Phoenix, AZ (March 26, 2001) The 2000 seat Valley Cathedral, Phoenix, AZ, was packed by more than 1000 delegates from all over the country as the second annual three-day WordAlone Network convention began on Sunday, March 25, 2001.
The WordAlone Network was organized last year to resist an agreement between the Evangelical Lutheran Church in America (ELCA) and the Episcopal Church (ECUSA) which requires the ELCA to accept ECUSA practices, particularly regarding bishops and the ordination of pastors. Lutherans have traditionally held that church structures may take a variety of forms as necessary for spreading the Christian message.
A major focus of this year's convention is the approval of a constitution for a new association of Lutheran churches, provisionally being called Lutheran Congregations in Mission for Christ (LCMC).
Inspiring contemporary praise music, worship and communion inaugurated the convention as attendees considered Bible reflection by Virgil "Bud" Thompson, a Lutheran pastor from Spokane, WA, and managing editor of the Lutheran Quarterly journal.
Thompson compared the present situation in the Lutheran church to the people of Israel being kept as slaves in Egypt before the time of Moses. Thompson said, "There have been 1,000 different faces through the ages, but always the same voice of Pharaoh, 'You don't have to believe it, you just have to do it'...Pharaoh has confused himself with God."
After noting that the ELCA has been pursuing "one ideology after another," he said it was most disturbing that the ELCA has confused law and gospel, seeking from the law what cannot be accomplished except by what the gospel proclaims.

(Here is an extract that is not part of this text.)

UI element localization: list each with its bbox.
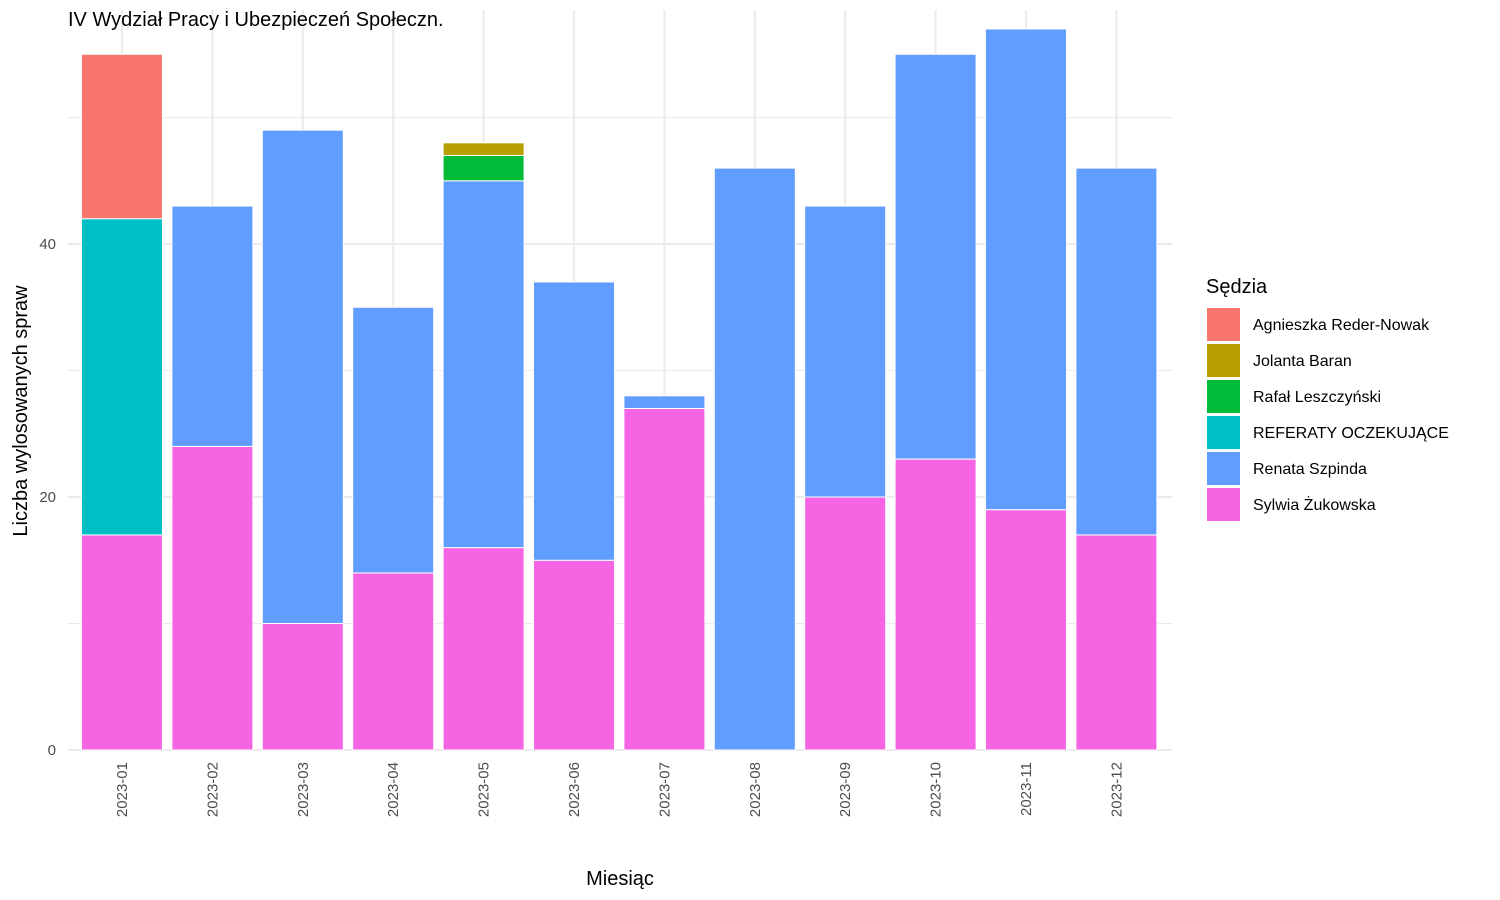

"You can't make faith by imposing law," said Thompson. "The law makes us aware of sin. You can't use the law to accomplish only what God can accomplish." Thompson also noted that when Martin Luther's opponents could not to back up their position with scripture, like the ELCA they would also argue, "The church, the church, the church..."
But referring back to the Exodus story, he said, "The more the people of God resisted, the more they multiplied and spread...Truth conquers. It is its nature to advance when it is being resisted...Old Pharaoh thought he had in hand what was his to whip the Lutheran mob into submission. But that was not the end of the story. We will see what will happen to the Lutheran mob in the 21st century. God has a long history of keeping his promises."

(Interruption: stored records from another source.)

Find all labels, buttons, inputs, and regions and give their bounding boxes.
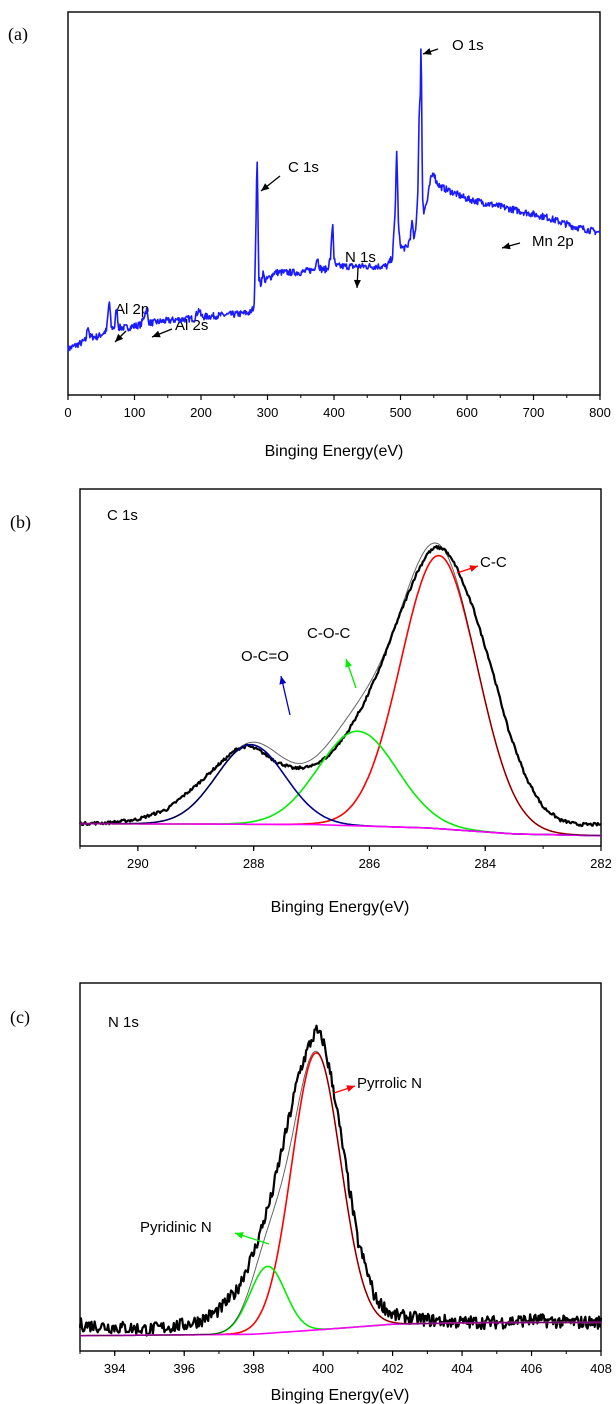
arrow-o1s-head — [423, 48, 432, 55]
arrow-n1s-head — [353, 279, 361, 288]
arrow-mn2p-head — [502, 242, 511, 250]
panel-b-plot-title: C 1s — [107, 507, 138, 524]
x-tick-label: 394 — [104, 1361, 126, 1376]
x-tick-label: 284 — [474, 856, 496, 871]
annotation-o1s: O 1s — [452, 37, 484, 54]
x-tick-label: 286 — [359, 856, 381, 871]
x-tick-label: 500 — [390, 405, 412, 420]
panel-c-frame — [79, 982, 602, 1352]
arrow-pyridinic-head — [235, 1232, 244, 1239]
annotation-c1s: C 1s — [288, 159, 319, 176]
x-tick-label: 600 — [456, 405, 478, 420]
panel-b-xlabel: Binging Energy(eV) — [271, 899, 410, 916]
x-tick-label: 290 — [127, 856, 149, 871]
panel-b-frame — [79, 488, 602, 847]
raw-line — [79, 545, 602, 828]
x-tick-label: 406 — [521, 1361, 543, 1376]
annotation-mn2p: Mn 2p — [532, 233, 574, 250]
arrow-coc-head — [345, 659, 352, 668]
panel-c-xlabel: Binging Energy(eV) — [271, 1387, 410, 1404]
pyrrolic-n-line — [80, 1052, 601, 1337]
survey-line — [67, 48, 601, 353]
arrow-c1s-head — [261, 183, 270, 191]
x-tick-label: 408 — [590, 1361, 612, 1376]
x-tick-label: 0 — [64, 405, 71, 420]
x-tick-label: 402 — [382, 1361, 404, 1376]
panel-c-letter: (c) — [10, 1007, 30, 1028]
x-tick-label: 800 — [589, 405, 611, 420]
arrow-al2p-head — [115, 333, 124, 342]
annotation-n1s: N 1s — [345, 249, 376, 266]
raw-line — [78, 1024, 603, 1337]
panel-a-letter: (a) — [8, 24, 28, 45]
panel-a-xlabel: Binging Energy(eV) — [265, 443, 404, 460]
fit-envelope-line — [80, 1050, 601, 1337]
x-tick-label: 300 — [257, 405, 279, 420]
background-line — [79, 822, 602, 837]
x-tick-label: 282 — [590, 856, 612, 871]
x-tick-label: 404 — [451, 1361, 473, 1376]
x-tick-label: 396 — [173, 1361, 195, 1376]
annotation-pyridinic: Pyridinic N — [140, 1219, 212, 1236]
x-tick-label: 100 — [124, 405, 146, 420]
annotation-oco: O-C=O — [241, 648, 289, 665]
x-tick-label: 200 — [190, 405, 212, 420]
c-o-c-line — [80, 730, 601, 837]
panel-c-plot-title: N 1s — [108, 1014, 139, 1031]
annotation-cc: C-C — [480, 554, 507, 571]
c-c-line — [80, 554, 601, 837]
x-tick-label: 398 — [243, 1361, 265, 1376]
x-tick-label: 400 — [323, 405, 345, 420]
panel-a-frame — [67, 11, 601, 396]
annotation-coc: C-O-C — [307, 625, 350, 642]
annotation-al2p: Al 2p — [115, 301, 149, 318]
plot-layer: 0 100 200 300 400 500 600 700 800 290 288 286 284 282… — [64, 48, 612, 1376]
arrow-pyrrolic-head — [346, 1085, 355, 1092]
fit-envelope-line — [80, 542, 601, 837]
annotation-pyrrolic: Pyrrolic N — [357, 1075, 422, 1092]
arrow-cc-head — [469, 565, 478, 572]
x-tick-label: 700 — [523, 405, 545, 420]
arrow-oco-head — [279, 676, 287, 685]
panel-b-letter: (b) — [10, 512, 31, 533]
x-tick-label: 288 — [243, 856, 265, 871]
x-tick-label: 400 — [312, 1361, 334, 1376]
arrow-al2s-head — [152, 330, 161, 338]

WordAlone president Roger Eigenfeld, St. Paul, MN, also spoke, comparing the WordAlone Network to David battling Goliath. "David trusted God and was not afraid.

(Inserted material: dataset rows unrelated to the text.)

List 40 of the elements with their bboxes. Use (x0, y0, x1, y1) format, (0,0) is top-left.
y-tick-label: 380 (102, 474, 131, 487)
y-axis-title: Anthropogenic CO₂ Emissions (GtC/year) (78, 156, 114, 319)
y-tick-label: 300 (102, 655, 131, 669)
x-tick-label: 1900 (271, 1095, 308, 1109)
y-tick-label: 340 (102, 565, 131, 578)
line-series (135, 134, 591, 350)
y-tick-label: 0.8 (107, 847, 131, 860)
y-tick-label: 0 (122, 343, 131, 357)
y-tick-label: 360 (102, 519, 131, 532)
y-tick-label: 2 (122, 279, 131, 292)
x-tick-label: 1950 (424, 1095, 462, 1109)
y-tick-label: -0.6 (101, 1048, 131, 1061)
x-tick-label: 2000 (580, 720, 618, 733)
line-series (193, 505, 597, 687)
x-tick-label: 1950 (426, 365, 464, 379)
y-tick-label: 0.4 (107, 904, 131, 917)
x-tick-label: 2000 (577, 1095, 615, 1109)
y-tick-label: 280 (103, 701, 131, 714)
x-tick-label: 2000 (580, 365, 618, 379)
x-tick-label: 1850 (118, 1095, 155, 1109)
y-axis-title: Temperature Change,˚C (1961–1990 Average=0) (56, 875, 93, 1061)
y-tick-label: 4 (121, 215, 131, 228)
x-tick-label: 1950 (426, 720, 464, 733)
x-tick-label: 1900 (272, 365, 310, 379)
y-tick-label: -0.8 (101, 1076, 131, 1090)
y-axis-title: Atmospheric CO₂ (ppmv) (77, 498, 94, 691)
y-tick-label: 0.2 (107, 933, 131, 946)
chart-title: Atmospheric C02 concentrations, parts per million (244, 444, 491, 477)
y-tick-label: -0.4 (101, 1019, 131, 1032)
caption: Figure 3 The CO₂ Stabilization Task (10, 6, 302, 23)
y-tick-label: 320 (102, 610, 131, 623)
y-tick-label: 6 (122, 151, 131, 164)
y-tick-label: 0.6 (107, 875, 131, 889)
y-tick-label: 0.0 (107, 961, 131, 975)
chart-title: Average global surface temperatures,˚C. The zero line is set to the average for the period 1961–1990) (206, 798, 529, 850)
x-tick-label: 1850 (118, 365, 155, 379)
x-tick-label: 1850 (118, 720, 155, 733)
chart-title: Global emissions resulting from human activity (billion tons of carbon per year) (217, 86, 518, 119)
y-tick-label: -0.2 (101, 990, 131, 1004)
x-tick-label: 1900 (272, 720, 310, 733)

He knew that all he needed was God's power. But everyone else just watched."
Eigenfeld noted that many in the ELCA were also watching from behind rocks in fear to see what happens next, some saying, "Don't rock the boat, the church has voted, let's just move on, get over it." But Eigenfeld also reminded listeners that thousands of ELCA pastors are afraid to speak out, and need WordAlone to give them courage.
Eigenfeld noted that the church changed significantly on August 19, 1999. "I could never understand why something is necessary when it is not necessary, even the Augsburg Confession says it is not necessary." Eigenfeld drew laughter when he quipped, "I tried that on my parents once."
Eigenfeld said that WordAlone's goals included resistance, promoting representative leadership in the ELCA, and raising up new congregations. He said that if millions of combinations are possible even when playing with a child's simple toy blocks, more than one way can surely be found to relate to Episcopalians.
He said he hoped WordAlone convention attendees would leave with a unified leadership moving in the direction of consensus, a universally accepted strategy for moving ahead, and a common conception for the future.
The evening concluding with a discussion of the proposed LCMC constitution.